Hand of Fate (Triple Threat, #2)

"Hi, Allison. This is Joyce Bernstein. I'm sorry our staff wasn't able to help you last night. It was pretty crazy. Now that things are calming down, we're starting to get up to speed over here. We'll be sending someone by to pick your girl up in about twenty minutes. Thanks for being flexible."

"No problem." Allison kept her voice steady. It was illogical, but it hurt to think about giving Estella back. "So you found her parents?"

"Not yet. But she's not the only child who got separated from her family. It's been a mess. Not only did we end up with a half-dozen other kids who were totally on their own, but three day care centers downtown got evacuated. And with the phones basically being down, no one could get in touch with anyone else. We're only just now getting things straightened out."

It seemed important to have Estella fed and presentable before the caseworker showed up. Sensing that her world was about to change, she clung to Allison, refusing to sit on the telephone book that had served as a makeshift booster seat the night before. Allison ended up feeding her on her lap. Then she wiped Estella's face and hands with a damp paper towel and tried to gingerly brush the snarls from her hair. Only then did she think about her own appearance. She quickly changed out of her pajamas.
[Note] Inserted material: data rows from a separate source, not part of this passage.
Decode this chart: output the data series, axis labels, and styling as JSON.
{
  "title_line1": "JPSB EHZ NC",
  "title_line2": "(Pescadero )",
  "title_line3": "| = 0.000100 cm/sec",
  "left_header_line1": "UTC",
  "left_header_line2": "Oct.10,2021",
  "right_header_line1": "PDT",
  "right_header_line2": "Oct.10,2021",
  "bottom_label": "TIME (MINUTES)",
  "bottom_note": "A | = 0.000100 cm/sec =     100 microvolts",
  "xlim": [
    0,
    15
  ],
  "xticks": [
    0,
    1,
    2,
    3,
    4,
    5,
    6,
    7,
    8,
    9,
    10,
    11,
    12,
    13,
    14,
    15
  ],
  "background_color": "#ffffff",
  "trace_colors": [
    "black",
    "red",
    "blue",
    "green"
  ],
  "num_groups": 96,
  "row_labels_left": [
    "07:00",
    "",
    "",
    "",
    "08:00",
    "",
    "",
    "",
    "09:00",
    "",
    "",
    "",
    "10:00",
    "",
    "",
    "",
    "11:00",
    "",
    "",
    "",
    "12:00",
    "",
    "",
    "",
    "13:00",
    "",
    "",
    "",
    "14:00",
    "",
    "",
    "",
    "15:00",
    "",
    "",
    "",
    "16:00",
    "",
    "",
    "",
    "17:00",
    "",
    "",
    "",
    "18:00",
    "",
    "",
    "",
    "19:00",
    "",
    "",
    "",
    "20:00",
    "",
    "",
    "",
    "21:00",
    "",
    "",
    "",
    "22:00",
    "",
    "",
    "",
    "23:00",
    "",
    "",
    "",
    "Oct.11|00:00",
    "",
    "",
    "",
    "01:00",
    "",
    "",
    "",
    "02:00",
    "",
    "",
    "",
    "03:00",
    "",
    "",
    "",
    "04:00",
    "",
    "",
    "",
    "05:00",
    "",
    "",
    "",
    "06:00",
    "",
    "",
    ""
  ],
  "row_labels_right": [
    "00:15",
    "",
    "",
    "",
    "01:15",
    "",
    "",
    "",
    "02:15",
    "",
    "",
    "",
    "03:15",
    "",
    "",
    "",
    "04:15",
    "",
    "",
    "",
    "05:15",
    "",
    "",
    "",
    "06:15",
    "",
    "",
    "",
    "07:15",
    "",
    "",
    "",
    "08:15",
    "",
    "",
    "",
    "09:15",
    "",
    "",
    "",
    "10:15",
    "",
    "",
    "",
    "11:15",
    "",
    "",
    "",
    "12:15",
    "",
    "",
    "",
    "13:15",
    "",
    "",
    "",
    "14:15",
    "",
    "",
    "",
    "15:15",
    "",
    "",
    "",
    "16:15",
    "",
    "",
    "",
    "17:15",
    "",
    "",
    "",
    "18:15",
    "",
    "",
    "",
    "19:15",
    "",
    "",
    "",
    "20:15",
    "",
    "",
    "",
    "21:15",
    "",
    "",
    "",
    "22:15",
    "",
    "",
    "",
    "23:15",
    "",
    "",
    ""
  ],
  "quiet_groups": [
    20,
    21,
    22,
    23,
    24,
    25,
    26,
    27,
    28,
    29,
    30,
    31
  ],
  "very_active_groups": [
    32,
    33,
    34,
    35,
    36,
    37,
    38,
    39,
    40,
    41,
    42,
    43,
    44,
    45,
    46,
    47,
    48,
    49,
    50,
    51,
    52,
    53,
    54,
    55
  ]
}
All too soon, there was a knock on the door. Marshall answered it, while Allison hung back. She told herself it was hormones that were making this so difficult. Giving Estella to the authorities would be the quickest way to unite this girl and her family.

At the sight of the middle-aged stranger wearing a red sweater and a wide smile, Estella started to cry. She buried her head against Allison's chest, her little hands clinging tightly to her blouse. Allison kissed the top of her head, inhaled her sweet aroma, and then gently began to pry her fingers loose. "They're going to find your mami, Estella. Mami."

Her dark eyes were full of confusion and pain. Even if Allison had spoken Spanish, she had a feeling that Estella was too young to understand why her world was changing yet again. As she got one small hand loose, Allison braced herself. Would Estella scream and flail? But instead, when Allison held the girl out to the social worker, Estella gave her a look of dull despair. It was as if she was resigned to always losing the people she needed.

Allison managed to hold it together }until the caseworker had Estella settled in a car seat and was pulling out of the driveway.

Once she was inside the door, she let the tears come.



Chapter 15





Riverside Condominiums

Six hours after she had washed down two Somulex with a glass of wine, Cassidy woke with a jolt. It was daylight. She was freezing, shaking so hard from the cold that she could hear her teeth knocking together. Where was she? She was surrounded by low-burning candles, lying naked in a cold bath from which the bubbles had long ago dissipated.

Blearily, she looked at her watch. She had been lying in deep, cold water, basically passed out, for most of the night. What if she had slipped under the surface? Cassidy jumped up, blew out the candles, and grabbed a towel, vowing never again to do anything so stupid.

In the kitchen, she drank one, two, three cups of coffee, trying to shake off the grogginess that made her eyelids droop. Her body ached from sleeping half sitting up in cold water. She turned on the radio. It was tuned to KNWS, but to her surprise what she heard wasn't a national feed.

The person on the air was Victoria Hanawa. Jim's cohost. Cassidy thought about what Jim had told her about,Victoria. How much of it had been true? How much of it had been designed to make Cassidy do what he wanted? Jim wasn't above shading the truth and even ignoring facts that didn't fit his theories.

Cassidy had a theory about people who spent their working lives entertaining the public. Actors. Comics. People in TV and radio. Secretly they were all just a tad insecure. No matter how many listeners or viewers they had, it was never enough. Like the philosopher who wondered if a tree falling in a forest made any noise if no one was there to hear it, people who made their living as entertainers--and Cassidy counted herself among them--wondered if their lives had meaning once the cameras or microphones were turned off.

Which is why it made perfect sense that Victoria was processing the horror she had just witnessed by talking about it to an eager audience.

"Hello, Kim in Portland," she said. "You're on the air with Victoria Hanawa, and of course we are talking about the tragic, tragic death yesterday of Jim Fate, who I had the honor of working with right up until the end. Kim, what memory would you like to share of Jim?"

"I just can't believe he's gone!" A woman's voice, rough with emotion, edged toward hysteria.

"It's almost impossible to believe, isn't it?" Victoria's own voice broke. "Only twenty-four hours ago we were talking about our weekend plans. And now he's gone." She heaved a shaky sigh. "Is there a story about Jim you would like to share, Kim?"

"It's just--just everything. He spoke up for us, you know? The little guy. He wasn't afraid to say what was wrong with this world. Who will do that now?"